Certa: a AAS em chama é monoelementar, então normalmente analisa um analito por vez, o que é sua principal desvantagem prática.
- B)a determinação de apenas 20 a 30 elementos.
Errada: a limitação não é ser restrita a 20 ou 30 elementos como desvantagem principal, e a técnica é usada em análise quantitativa.
- C)ser aplicável somente para análises qualitativas devido à baixa ionização do analito.
Errada: a AAS em chama é fundamentalmente quantitativa, não apenas qualitativa, e a baixa ionização não é o motivo apontado como maior desvantagem.

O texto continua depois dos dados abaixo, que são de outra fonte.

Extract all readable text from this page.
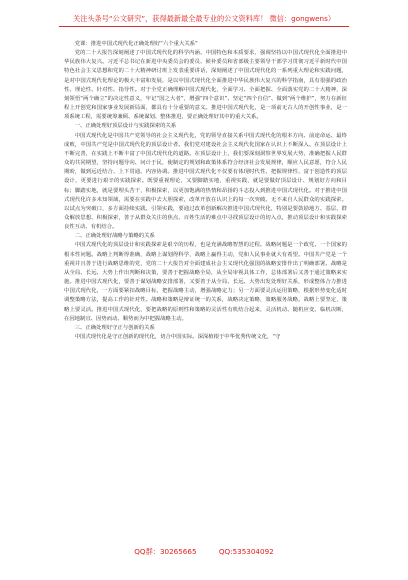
关注头条号“公文研究”，获得最新最全最专业的公文资料库！ 微信：gongwens）

党课：推进中国式现代化正确处理好“六个重大关系”

党的二十大报告深刻阐述了中国式现代化的科学内涵、中国特色和本质要求，强调坚持以中国式现代化全面推进中华民族伟大复兴。习近平总书记在新进中央委员会的委员、候补委员和省部级主要领导干部学习贯彻习近平新时代中国特色社会主义思想和党的二十大精神研讨班上发表重要讲话，深刻阐述了中国式现代化的一系列重大理论和实践问题，是对中国式现代化理论的极大丰富和发展，是以中国式现代化全面推进中华民族伟大复兴的科学指南，具有很强的政治性、理论性、针对性、指导性。对于全党正确理解中国式现代化，全面学习、全面把握、全面落实党的二十大精神，深刻领悟“两个确立”的决定性意义，牢记“国之大者”，增强“四个意识”、坚定“四个自信”、做到“两个维护”，努力在新征程上开创党和国家事业发展新局面，都具有十分重要的意义。推进中国式现代化，是一项前无古人的开创性事业，是一项系统工程，需要统筹兼顾、系统谋划、整体推进，要正确处理好其中的重大关系。

一、正确处理好顶层设计与实践探索的关系

中国式现代化是中国共产党领导的社会主义现代化，党的领导直接关系中国式现代化的根本方向、前途命运、最终成败，中国共产党是中国式现代化的顶层设计者。我们党对建设社会主义现代化国家在认识上不断深入、在顶层设计上不断完善，在实践上不断丰富了中国式现代化的道路。在顶层设计上，我们要深刻洞察世界发展大势，准确把握人民群众的共同期望，坚持问题导向、问计于民，使制定的规划和政策体系符合经济社会发展规律，顺应人民意愿，符合人民期盼，做到远近结合、上下贯通、内容协调。推进中国式现代化不仅要有体现时代性、把握规律性、富于创造性的顶层设计，更要进行艰辛的实践探索。既要重视理论，又要脚踏实地，重视实践，就是要做好顶层设计、规划好方向和目标；脚踏实地，就是要埋头苦干，积极探索，以更加饱满的热情和昂扬的斗志投入到推进中国式现代化。对于推进中国式现代化许多未知领域，需要在实践中去大胆探索，改革开放在认识上的每一次突破、无不来自人民群众的实践探索。以试点为突破口，多方面持续实践、引领实践，要通过改革创新解决推进中国式现代化，特别是要鼓励地方、基层、群众解放思想、积极探索，善于从群众关注的焦点、百姓生活的难点中寻找顶层设计的切入点，推动顶层设计和实践探索良性互动、有机结合。

二、正确处理好战略与策略的关系

中国式现代化的顶层设计和实践探索是艰辛的历程，也是充满战略智慧的过程。战略问题是一个政党、一个国家的根本性问题。战略上判断得准确，战略上谋划得科学，战略上赢得主动，党和人民事业就大有希望。中国共产党是一个重视并且善于进行战略思维的党，党的二十大报告对全面建成社会主义现代化强国的战略安排作出了明确部署。战略是从全局、长远、大势上作出判断和决策，要善于把握战略全局，从全局审视具体工作，总体部署后又善于通过策略来实施。推进中国式现代化，要善于谋划战略安排部署，又要善于从全局、长远、大势出发处理好关系，形成整体合力推进中国式现代化，一方面要紧扣战略目标，把握战略主动，增强战略定力；另一方面要灵活运用策略，根据形势变化适时调整策略方法，提高工作的针对性。战略和策略是辩证统一的关系，战略决定策略，策略服务战略。战略上要坚定，策略上要灵活。推进中国式现代化，要把战略的原则性和策略的灵活性有机结合起来，灵活机动、随机应变、临机决断，在因地制宜、因势而动、顺势而为中把握战略主动。

三、正确处理好守正与创新的关系

中国式现代化是守正创新的现代化，切合中国实际。深深植根于中华优秀传统文化，“守

QQ群：30265665	QQ:535304092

- D)a necessidade de diferentes misturas combustível/oxidante que atingem temperatura de chama máxima de 1200K.
Errada: a técnica usa diferentes chamas e temperaturas, mas isso não é sua maior desvantagem, além de a temperatura de chama não se limitar a 1200 K.

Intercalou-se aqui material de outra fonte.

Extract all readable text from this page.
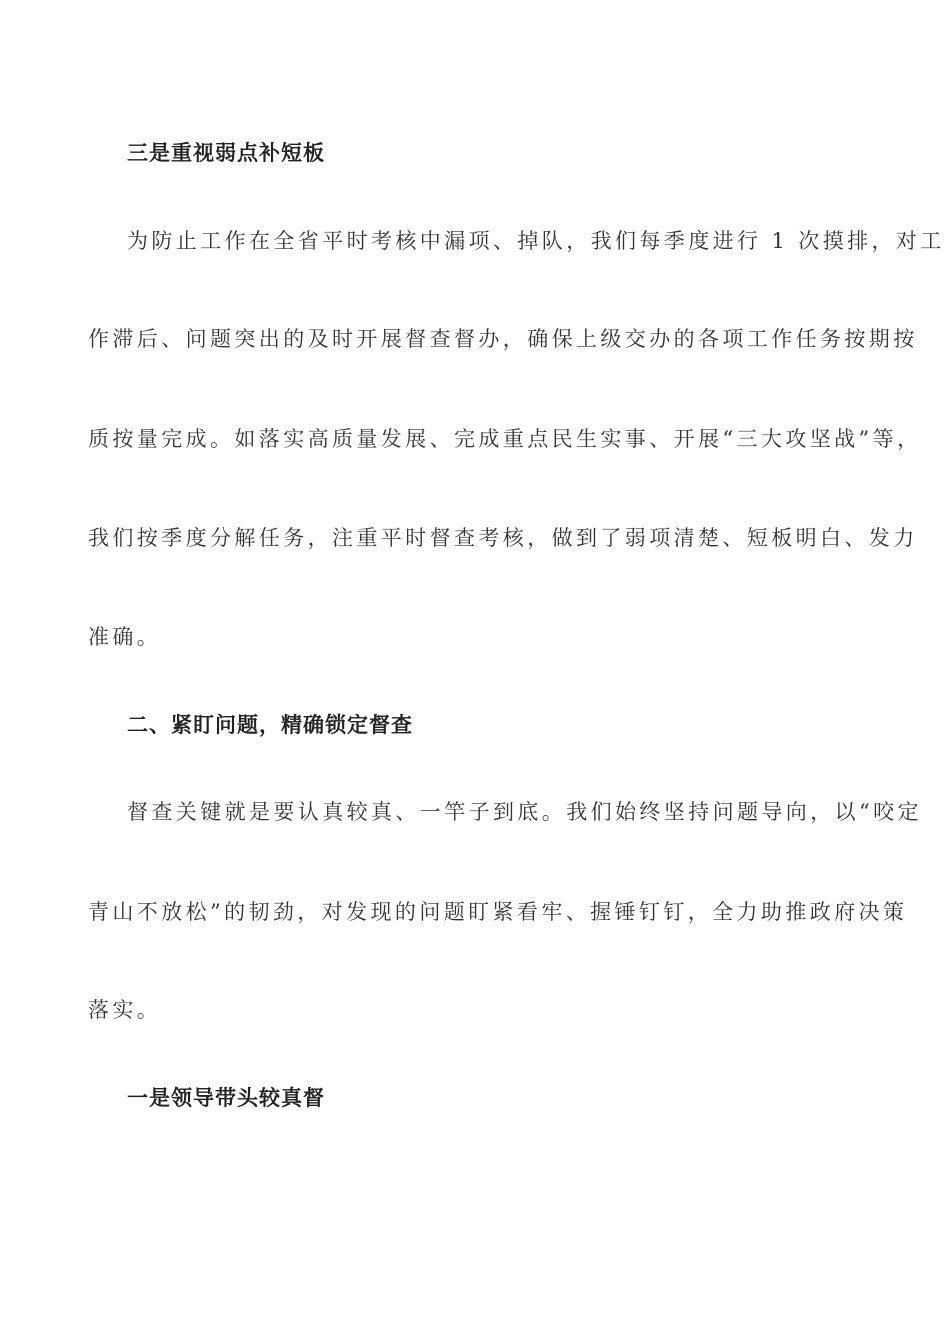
三是重视弱点补短板
为防止工作在全省平时考核中漏项、掉队，我们每季度进行 1 次摸排，对工
作滞后、问题突出的及时开展督查督办，确保上级交办的各项工作任务按期按
质按量完成。如落实高质量发展、完成重点民生实事、开展“三大攻坚战”等，
我们按季度分解任务，注重平时督查考核，做到了弱项清楚、短板明白、发力
准确。
二、紧盯问题，精确锁定督查
督查关键就是要认真较真、一竿子到底。我们始终坚持问题导向，以“咬定
青山不放松”的韧劲，对发现的问题盯紧看牢、握锤钉钉，全力助推政府决策
落实。
一是领导带头较真督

- E)o alto custo operacional quando comparado a outras técnicas e necessidade de aprimoramento constante dos usuários.
Errada: embora exista custo operacional e necessidade de treinamento, isso não supera a limitação monoelementar como principal desvantagem da técnica.
Gabarito: A
A espectrometria de absorção atômica em chama (AAS em chama) é uma técnica clássica para medir metais e alguns semimetais em baixas concentrações. A ideia é simples: a amostra é nebulizada, entra na chama, os átomos do elemento de interesse ficam livres e depois absorvem luz em um comprimento de onda específico. Parece mágica, mas é só física bem aplicada. O ponto forte da técnica é a boa sensibilidade, a seletividade e o custo menor em comparação com técnicas mais sofisticadas. Só que ela tem uma limitação importante: é uma técnica monoelementar. Isso significa que, em regra, você precisa medir um elemento por vez, o que torna a análise mais lenta quando há muitos analitos na rotina. Por isso, o gabarito é a alternativa A. A maior desvantagem da AAS em chama é justamente essa natureza monoelementar, que reduz a produtividade analítica. Em laboratório de rotina, isso pesa bastante, porque tempo é recurso e fila de amostra também conta. As demais alternativas trazem erros clássicos de prova: a técnica não se limita a só 20 ou 30 elementos por essa razão da questão, não é apenas qualitativa, e o custo operacional não costuma ser sua pior fama, já que ela é conhecida justamente por ser relativamente acessível entre as técnicas instrumentais.